>be faceless void >mfw I have no face
Ze double post:
Global warming, and for that matter, cooling, can't be proven or even considered for numerous reasons. The first is the difficulty in actually measuring the temperature of the earth. What do we measure? Air, water, earth? If air, what part of the atmosphere do we measure? Same with water and earth. In addition, the amount of weather stations over the past 100 years has grown enormously but originally there were very few, and they were largely focused on the Western countries. This means that we have more information in Europe and the USA, but little in Asia and Africa and Australia; to be accurate enough there needs to be a fairly large distribution of stations over each continent to be able to get useful data for global temperature measurements. If there were 5 stations in Africa at the year 1900, statistically you can give them a higher weight than the stations in Europe; however, individual chance of error is also much more problematic in the African stations. If just one of the stations in Africa is reading 5 degrees out then 20% of the Africa stations are 5 degrees out, which would be huge.
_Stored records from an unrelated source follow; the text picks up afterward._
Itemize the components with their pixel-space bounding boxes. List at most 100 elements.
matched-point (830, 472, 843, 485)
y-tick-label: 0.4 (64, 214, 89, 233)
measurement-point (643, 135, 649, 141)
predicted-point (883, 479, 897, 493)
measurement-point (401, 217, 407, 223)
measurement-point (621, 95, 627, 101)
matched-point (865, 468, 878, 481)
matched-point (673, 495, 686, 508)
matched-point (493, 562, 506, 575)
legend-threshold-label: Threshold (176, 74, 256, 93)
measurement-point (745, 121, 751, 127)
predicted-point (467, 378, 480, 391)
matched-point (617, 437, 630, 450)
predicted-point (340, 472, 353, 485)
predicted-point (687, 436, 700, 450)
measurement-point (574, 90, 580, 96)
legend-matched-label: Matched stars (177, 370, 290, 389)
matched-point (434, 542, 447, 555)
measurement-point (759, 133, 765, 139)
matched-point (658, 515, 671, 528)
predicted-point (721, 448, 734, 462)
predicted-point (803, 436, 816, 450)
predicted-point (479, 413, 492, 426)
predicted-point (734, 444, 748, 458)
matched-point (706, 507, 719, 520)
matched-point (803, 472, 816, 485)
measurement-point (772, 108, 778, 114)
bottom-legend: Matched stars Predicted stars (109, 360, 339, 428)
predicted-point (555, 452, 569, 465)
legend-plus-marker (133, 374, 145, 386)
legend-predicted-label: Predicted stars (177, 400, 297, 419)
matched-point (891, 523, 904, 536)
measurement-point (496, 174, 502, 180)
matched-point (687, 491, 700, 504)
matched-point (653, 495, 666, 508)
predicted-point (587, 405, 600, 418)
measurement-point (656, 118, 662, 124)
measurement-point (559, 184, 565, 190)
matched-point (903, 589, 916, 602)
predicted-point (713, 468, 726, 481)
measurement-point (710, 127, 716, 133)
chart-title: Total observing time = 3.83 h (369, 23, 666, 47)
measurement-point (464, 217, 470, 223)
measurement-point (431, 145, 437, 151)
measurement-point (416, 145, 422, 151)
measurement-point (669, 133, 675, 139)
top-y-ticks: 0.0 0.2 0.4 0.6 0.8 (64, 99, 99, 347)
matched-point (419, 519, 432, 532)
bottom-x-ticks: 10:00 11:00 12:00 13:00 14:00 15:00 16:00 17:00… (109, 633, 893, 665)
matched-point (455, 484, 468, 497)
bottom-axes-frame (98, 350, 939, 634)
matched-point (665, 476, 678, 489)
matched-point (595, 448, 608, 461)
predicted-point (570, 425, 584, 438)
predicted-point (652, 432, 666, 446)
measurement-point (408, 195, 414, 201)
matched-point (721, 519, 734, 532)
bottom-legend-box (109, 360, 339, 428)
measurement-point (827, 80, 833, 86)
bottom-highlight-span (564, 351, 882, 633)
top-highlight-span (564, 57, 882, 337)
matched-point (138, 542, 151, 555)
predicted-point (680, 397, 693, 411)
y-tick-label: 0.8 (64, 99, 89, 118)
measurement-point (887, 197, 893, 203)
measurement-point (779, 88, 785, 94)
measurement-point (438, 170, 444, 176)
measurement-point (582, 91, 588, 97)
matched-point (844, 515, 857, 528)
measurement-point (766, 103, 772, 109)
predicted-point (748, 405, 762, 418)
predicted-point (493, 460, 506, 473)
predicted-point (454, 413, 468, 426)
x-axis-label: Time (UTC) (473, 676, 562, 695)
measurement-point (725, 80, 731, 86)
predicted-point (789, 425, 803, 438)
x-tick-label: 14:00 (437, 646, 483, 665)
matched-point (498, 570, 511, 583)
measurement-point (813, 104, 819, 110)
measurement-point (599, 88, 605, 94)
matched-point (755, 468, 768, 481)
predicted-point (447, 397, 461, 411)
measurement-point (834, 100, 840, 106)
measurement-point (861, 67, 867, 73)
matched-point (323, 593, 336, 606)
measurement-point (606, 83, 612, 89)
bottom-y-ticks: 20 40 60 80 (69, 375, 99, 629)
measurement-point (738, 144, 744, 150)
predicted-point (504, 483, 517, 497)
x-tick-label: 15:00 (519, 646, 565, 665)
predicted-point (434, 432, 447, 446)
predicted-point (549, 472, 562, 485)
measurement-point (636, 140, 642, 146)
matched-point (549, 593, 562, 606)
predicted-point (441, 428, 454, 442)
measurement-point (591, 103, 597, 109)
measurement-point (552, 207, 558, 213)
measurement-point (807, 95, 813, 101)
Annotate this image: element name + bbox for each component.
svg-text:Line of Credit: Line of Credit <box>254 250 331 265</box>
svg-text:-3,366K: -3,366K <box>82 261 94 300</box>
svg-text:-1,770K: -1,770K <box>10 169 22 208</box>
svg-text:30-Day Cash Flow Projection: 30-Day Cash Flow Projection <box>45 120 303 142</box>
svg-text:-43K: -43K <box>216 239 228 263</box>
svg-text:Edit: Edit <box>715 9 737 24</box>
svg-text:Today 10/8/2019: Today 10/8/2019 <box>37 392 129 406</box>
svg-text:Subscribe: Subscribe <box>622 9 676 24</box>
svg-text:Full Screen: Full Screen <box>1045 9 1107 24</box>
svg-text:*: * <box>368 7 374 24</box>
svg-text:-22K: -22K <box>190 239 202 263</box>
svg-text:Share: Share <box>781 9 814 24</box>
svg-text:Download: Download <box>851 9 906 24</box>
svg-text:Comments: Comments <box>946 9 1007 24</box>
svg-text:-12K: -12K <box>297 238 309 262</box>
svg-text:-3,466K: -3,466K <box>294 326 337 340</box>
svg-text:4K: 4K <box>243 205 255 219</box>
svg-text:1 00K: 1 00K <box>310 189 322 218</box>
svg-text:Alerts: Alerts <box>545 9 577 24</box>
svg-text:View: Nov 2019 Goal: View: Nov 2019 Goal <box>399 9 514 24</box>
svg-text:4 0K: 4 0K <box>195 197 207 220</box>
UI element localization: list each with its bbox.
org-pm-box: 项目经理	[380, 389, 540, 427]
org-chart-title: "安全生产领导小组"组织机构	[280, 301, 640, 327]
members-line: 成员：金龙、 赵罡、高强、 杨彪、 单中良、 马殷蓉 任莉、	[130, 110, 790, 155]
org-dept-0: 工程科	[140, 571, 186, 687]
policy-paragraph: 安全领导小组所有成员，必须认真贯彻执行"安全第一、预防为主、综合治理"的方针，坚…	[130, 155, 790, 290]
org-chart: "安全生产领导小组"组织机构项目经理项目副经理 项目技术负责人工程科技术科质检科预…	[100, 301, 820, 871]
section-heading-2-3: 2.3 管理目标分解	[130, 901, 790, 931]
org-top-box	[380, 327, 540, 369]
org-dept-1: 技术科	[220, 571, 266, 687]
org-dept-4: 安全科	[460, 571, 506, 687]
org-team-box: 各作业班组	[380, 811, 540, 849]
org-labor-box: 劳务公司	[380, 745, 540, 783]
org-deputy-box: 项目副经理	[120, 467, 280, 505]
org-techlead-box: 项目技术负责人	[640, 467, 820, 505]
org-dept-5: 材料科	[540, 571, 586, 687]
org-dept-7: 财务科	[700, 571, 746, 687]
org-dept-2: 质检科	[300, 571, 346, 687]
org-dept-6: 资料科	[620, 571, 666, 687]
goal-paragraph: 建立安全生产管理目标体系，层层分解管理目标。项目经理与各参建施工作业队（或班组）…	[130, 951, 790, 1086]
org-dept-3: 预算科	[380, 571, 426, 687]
Now, currently there are many more, and one would think that at least we have accurate data from the last, say, 30 years, right? Except in the USA, 92.1% of the surveyed stations have a greater than 1 degree error, 70.6% have a greater than 2 degrees error, and 6.2% have a greater than 5 degrees error. When people are trying to get information accurate to the tenth of a degree minimum, and only 7.9% of their data is likely to be near that accuracy, then it makes a mockery of any study amd tests done with that data! [Source:
http://www.surfacestations.org ]
Then we have the problem of Climategate and supposed scientists who twist data to meet their beliefs, rather than having the data define what they currently understand; especially with Harry's Readme file (very interedting read); these scientists take likely incorrect information, LOSE some of that information, half program a program to model what they think will happen, get Harry to finish it, and then he finds out that there is no documentation at all of what the program does. After 2 years of work trying to figure it out, his boss tells him to make a program which will generate a hockey stick graph no matter what you throw it out.
So we can't yet trust the data, we can't trust the major scientific bodies giving us reports based on that data, and even if they had accurate data we couldn't be sure of them. Now, I think it is certainly possible for humans to have an impact on the climate through pollution, CO2 emissions, etc. But currently we do not have the hard facts to prove anything about climate change other than it does change and humans may have an effect on it. Until we do, I see no reason to get all excited about carbon credits (now there's a laughable thing
) and doomsday scenarios.
Red classic.
"In short, their absurdities are so extreme that it is painful even to quote them."